The Associated Press: House Leader Questions Governor's Medicaid Request
The Ohio House speaker said he has concerns about whether the governor's move to get Medicaid expansion funding through a legislative panel and bypass the full General Assembly violates the Ohio Constitution. House Speaker William Batchelder told reporters Wednesday that he and more than 30 representatives have noted their concerns in a letter that will be part of the House's daily record (Sanner, 10/16).
The Washington Post: New Hampshire Will Hold Special Session On Medicaid Expansion
New Hampshire legislators will meet next month to hammer out what leaders hope will be a bipartisan agreement to expand Medicaid after the state's Executive Council voted Wednesday to allow Gov. Maggie Hassan (D) to call a special session (Wilson, 10/17).

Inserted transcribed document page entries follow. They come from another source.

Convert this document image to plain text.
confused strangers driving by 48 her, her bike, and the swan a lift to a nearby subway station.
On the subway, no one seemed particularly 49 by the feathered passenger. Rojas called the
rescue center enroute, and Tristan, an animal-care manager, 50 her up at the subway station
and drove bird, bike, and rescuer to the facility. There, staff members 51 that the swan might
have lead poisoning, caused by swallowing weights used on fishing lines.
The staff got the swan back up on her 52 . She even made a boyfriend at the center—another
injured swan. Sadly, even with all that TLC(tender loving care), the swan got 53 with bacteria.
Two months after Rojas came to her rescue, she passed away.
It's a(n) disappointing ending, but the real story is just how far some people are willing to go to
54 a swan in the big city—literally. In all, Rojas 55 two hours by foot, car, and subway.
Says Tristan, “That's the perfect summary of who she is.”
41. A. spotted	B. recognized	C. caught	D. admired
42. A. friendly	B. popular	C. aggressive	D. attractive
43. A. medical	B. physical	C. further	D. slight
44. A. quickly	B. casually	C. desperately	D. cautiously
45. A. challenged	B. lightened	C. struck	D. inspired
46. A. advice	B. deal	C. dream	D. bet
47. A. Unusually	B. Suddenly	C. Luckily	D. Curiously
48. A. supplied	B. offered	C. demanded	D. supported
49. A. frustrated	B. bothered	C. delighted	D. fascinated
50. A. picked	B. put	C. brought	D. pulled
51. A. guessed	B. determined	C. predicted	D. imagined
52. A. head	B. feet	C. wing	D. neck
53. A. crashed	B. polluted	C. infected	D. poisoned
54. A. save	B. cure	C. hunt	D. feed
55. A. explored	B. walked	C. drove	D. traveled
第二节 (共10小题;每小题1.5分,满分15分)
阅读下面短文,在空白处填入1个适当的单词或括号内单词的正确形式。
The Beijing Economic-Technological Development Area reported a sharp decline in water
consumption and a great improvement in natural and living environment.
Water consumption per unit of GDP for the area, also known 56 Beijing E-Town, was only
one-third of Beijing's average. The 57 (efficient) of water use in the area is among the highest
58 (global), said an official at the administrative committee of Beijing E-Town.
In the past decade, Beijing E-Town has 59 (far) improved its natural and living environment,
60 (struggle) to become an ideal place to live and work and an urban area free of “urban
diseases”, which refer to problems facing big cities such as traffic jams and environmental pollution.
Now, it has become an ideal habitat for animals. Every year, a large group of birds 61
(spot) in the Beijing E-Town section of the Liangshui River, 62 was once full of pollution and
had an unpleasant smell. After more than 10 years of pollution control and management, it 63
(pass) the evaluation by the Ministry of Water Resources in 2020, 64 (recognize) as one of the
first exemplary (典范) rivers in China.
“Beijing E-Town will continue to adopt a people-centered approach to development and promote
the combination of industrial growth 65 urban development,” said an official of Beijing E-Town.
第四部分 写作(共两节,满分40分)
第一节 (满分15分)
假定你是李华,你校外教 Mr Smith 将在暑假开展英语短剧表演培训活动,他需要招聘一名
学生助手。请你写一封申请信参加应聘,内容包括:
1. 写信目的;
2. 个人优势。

The Richmond Times Dispatch: Poll Shows Divide On Medicaid
More likely Virginia voters support expanding Medicaid than not, with deep divides along party lines. Overall, likely voters support expansion 51 percent to 42 percent, with 86 percent of Democrats in favor and 76 percent of Republicans opposed, according to a poll released Wednesday by the Wason Center for Public Policy at Christopher Newport University. Independents oppose expansion 51 percent to 42 percent (Meola, 10/17).
The Texas Tribune: Without Medicaid Expansion, 1 Million Texans Lack Insurance Options
Texas has the greatest number of poor, uninsured adults who will fall in a "coverage gap" created by states that chose not to expand Medicaid eligibility under the Affordable Care Act, according to a report released Wednesday by the Kaiser Family Foundation. One million of the 5.2 million Americans who won't have health insurance options available under the new law reside in Texas, according to the report (Aaronson, 10/16).